One thing to keep an eye on is the coinsurance difference between in-network medical providers and out-of-network medical providers. In-network coinsurance is typically more favorable for the policyholder.
An out-of-pocket maximum is the most that you will be responsible for paying in a given year. In the past you had to pay attention to what was included in the out-of-pocket maximum. The Affordable Care Act has simplified this term by stating that everything will count towards this limit (deductible, coinsurance, and copays).
Why Are These Health Insurance Benefits Important?
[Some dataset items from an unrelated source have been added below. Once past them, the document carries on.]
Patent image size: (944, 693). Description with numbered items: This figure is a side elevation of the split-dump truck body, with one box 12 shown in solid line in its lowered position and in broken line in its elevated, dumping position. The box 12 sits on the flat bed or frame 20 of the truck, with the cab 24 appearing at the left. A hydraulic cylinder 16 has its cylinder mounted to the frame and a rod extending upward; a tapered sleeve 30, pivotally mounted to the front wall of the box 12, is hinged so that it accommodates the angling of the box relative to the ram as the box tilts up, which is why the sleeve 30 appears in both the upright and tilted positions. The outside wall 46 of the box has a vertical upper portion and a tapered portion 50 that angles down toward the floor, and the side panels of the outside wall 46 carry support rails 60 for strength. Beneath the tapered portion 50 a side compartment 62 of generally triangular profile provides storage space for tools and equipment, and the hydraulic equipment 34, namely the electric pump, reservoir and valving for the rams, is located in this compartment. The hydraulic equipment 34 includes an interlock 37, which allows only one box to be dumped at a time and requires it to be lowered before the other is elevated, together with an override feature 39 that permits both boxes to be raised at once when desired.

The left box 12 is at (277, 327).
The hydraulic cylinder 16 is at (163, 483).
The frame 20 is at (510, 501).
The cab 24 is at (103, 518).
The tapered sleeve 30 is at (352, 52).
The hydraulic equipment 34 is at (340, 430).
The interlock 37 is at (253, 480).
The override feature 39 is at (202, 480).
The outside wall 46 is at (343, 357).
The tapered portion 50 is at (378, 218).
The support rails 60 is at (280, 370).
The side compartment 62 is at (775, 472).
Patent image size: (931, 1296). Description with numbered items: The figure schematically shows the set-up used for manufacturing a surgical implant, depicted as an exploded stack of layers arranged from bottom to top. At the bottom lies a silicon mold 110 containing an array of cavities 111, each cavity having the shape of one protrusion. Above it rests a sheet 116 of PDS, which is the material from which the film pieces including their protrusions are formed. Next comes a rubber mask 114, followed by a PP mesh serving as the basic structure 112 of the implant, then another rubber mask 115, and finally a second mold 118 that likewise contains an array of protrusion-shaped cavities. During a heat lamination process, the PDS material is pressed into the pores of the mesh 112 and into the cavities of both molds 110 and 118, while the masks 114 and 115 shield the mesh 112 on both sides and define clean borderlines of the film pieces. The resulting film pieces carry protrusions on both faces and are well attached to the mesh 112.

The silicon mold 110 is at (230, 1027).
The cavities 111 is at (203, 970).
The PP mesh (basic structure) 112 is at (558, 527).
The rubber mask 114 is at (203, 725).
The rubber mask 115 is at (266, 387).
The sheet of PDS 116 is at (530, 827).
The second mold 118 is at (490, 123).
It is important to decide on the health insurance benefits in your plan because they directly affect your premium. If you want low deductibles, copays, and out-of-pocket maximums, you will need have to pay a higher premium since you are giving more risk to the insurance company. If you want a lower premium, you will need a plan with higher health insurance benefit provisions.
How Do I Know What My Benefits Are?
Another aspect of the Affordable Care Act was the creation of the Summary of Benefits and Coverage, or SBC. The SBC sets standards on how a health insurance plan should be read. It should be no more than 4 pages front and back and is clear to read and understand.
By looking over a few SBCs, you can find a medical plan that has the best health insurance benefit provisions that fit the needs for you and your family.